The Boston Globe, February 28 , 2003

Artist’s inner turmoil projected on two sides

 

First you hear the breathing: panting, gasps, sniffles. Sighs of exhaustion. Then you walk into the dimmed exhibition space at the Howard Yeserski Gallery and see the work­–that is, the effort – in Denise Marika ‘s “Bisected: Body Projections.” Video projections play out over panels of steel couched in artificial fur on three walls. Each closes in on a nude woman, prone, lifting her head and dropping it over onto a table’s edge.

This is the latest in Marika’s body of sculptural video works, all of which utilize the nude – usually the artist herself – to epitomize the human struggle. In the past, she’s made work that examines effort and endurance through relationship, the task of creation, and the elements. “Bisected” ­– so named because each video plays on two panels, with a fur seam slicing the figure down the middle – takes Marika’s theme of challenge and survival even deeper. Here, her struggle is with only herself. It’s a powerful installation.     

Marika layers dichotomies within “Bisected” that carry her message in content as well as form. The cut down the middle suggests a battle between two sides of the self; it also asserts a modernist grid onto the heart rending narrative, slicing the figure into almost symmetrical halves, demanding that we see the beauty in the contours and colors, the contrast of the dark ground and the pale skin.

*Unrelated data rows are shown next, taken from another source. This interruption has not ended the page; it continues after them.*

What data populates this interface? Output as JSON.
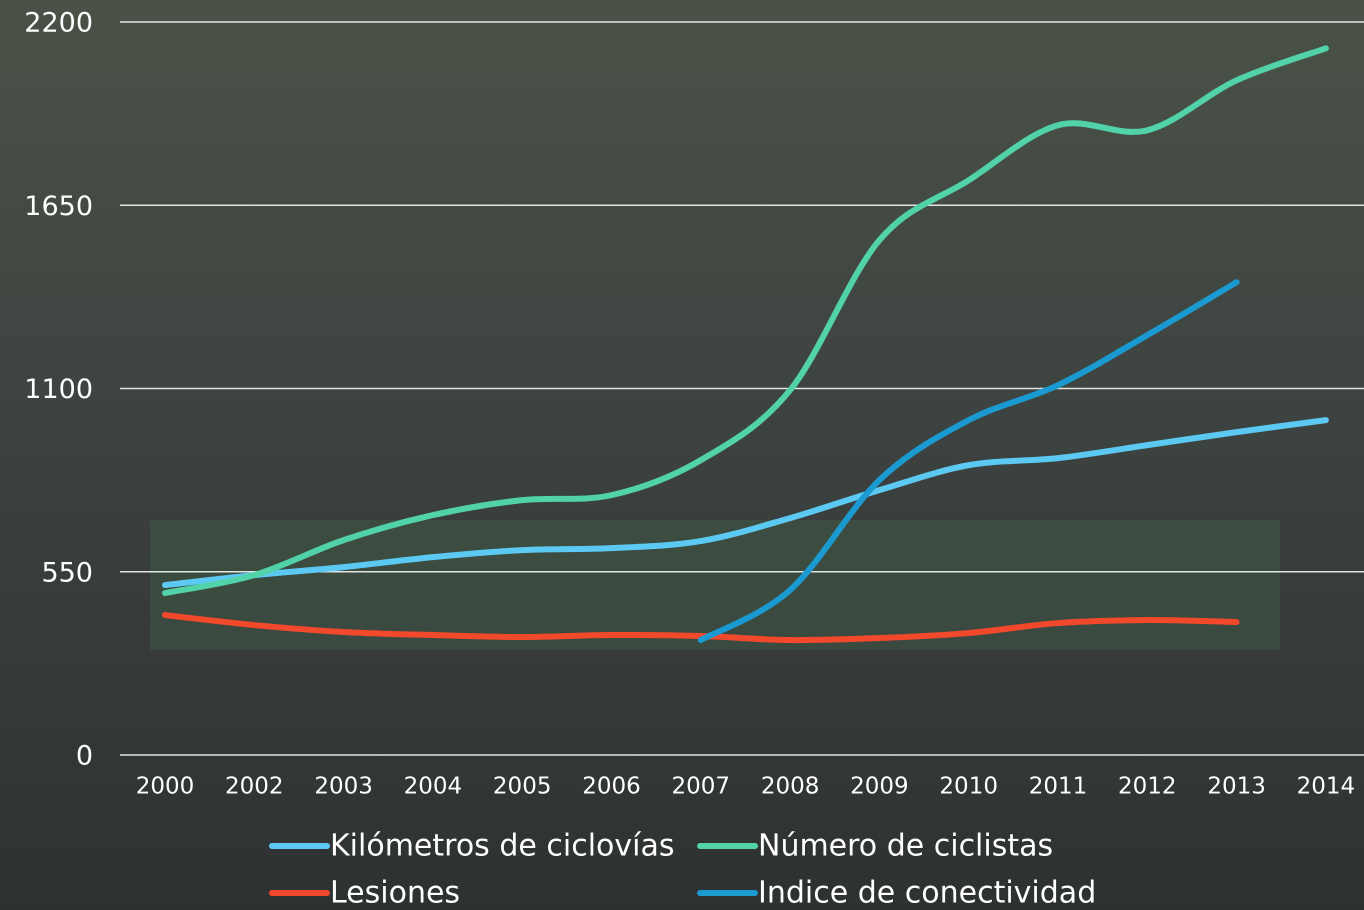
{
  "chart_data": {
    "type": "line",
    "categories": [
      "2000",
      "2002",
      "2003",
      "2004",
      "2005",
      "2006",
      "2007",
      "2008",
      "2009",
      "2010",
      "2011",
      "2012",
      "2013",
      "2014"
    ],
    "series": [
      {
        "name": "Kilómetros de ciclovías",
        "color": "#5cc9f2",
        "values": [
          510,
          540,
          564,
          594,
          615,
          621,
          642,
          711,
          795,
          870,
          891,
          930,
          969,
          1005
        ]
      },
      {
        "name": "Número de ciclistas",
        "color": "#52d2a8",
        "values": [
          486,
          540,
          645,
          720,
          765,
          780,
          885,
          1095,
          1545,
          1725,
          1890,
          1875,
          2025,
          2121
        ]
      },
      {
        "name": "Lesiones",
        "color": "#f2482b",
        "values": [
          420,
          390,
          369,
          360,
          354,
          360,
          357,
          345,
          351,
          366,
          396,
          405,
          399,
          null
        ]
      },
      {
        "name": "Indice de conectividad",
        "color": "#1a9ad0",
        "values": [
          null,
          null,
          null,
          null,
          null,
          null,
          345,
          495,
          825,
          1005,
          1110,
          1260,
          1419,
          null
        ]
      }
    ],
    "ylim": [
      0,
      2200
    ],
    "yticks": [
      0,
      550,
      1100,
      1650,
      2200
    ],
    "grid": true
  }
}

The soft fur contrasts with the hard steel and suggests an inner conflict between self-loathing and compassion. 

You view the women from the head. Two of the videos suggest merely hard, unrelenting work, as she lifts her head again and again from over the table’s edge  – in one of these, she lies on her belly, and in the other she lies on her back.

The third video is the coup de grace: This figure, on her back, grabs herself by the hair, lifts and then lets go. Her head drops with a thud to the tabletop. This isn’t just hard work–it’s self-inflicted.

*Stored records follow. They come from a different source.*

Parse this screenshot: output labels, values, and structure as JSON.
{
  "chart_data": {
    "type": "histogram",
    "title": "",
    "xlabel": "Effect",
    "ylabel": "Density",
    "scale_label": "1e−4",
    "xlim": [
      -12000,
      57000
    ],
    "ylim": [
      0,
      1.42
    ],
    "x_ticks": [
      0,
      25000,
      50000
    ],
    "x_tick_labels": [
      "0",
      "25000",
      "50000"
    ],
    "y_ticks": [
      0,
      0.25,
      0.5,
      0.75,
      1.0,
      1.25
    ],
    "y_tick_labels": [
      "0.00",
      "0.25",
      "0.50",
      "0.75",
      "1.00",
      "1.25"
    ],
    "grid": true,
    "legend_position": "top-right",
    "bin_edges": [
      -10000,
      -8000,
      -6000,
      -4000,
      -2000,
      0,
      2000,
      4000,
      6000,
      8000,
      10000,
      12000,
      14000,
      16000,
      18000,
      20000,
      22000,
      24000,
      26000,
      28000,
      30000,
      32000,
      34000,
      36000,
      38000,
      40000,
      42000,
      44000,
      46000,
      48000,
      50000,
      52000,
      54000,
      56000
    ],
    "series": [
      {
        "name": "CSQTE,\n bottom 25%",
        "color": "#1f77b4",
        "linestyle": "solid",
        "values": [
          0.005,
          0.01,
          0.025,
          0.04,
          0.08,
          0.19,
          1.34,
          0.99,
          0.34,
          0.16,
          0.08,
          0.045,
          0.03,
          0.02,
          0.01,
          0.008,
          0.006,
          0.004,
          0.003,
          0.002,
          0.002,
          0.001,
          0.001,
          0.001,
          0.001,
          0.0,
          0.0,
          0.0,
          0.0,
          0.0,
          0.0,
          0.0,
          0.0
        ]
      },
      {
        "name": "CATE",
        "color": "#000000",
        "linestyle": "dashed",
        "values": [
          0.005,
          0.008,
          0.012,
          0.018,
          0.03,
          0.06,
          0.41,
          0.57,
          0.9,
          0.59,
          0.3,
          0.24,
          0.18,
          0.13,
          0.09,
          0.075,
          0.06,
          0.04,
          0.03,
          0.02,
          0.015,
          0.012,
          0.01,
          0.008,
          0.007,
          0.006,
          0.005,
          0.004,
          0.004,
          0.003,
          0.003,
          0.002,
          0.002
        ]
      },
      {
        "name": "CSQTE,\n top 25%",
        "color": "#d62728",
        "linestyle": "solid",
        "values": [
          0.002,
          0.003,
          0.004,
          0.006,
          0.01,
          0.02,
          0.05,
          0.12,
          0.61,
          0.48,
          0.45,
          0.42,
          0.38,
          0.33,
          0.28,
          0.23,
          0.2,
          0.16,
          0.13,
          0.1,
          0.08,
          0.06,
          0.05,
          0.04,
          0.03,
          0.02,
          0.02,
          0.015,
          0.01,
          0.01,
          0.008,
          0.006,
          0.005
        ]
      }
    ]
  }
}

In concert, the three videos mesmerize. The rhythm of the breathing lulls. Then the violence of the third video grabs you and won’t let go –insinuating the bare edge of awareness that while life is hard, to some degree we are our own undoing, putting ourselves through endurance tests because we know no other way to live. Yet there’s hope: In this last video, the seam between the panels widens, and the fur spreads. Softness breaks trough the steel.

This, then, is not just the human drama of endurance, it’s a drama of growth, and it’s Marika’s most compelling work yet.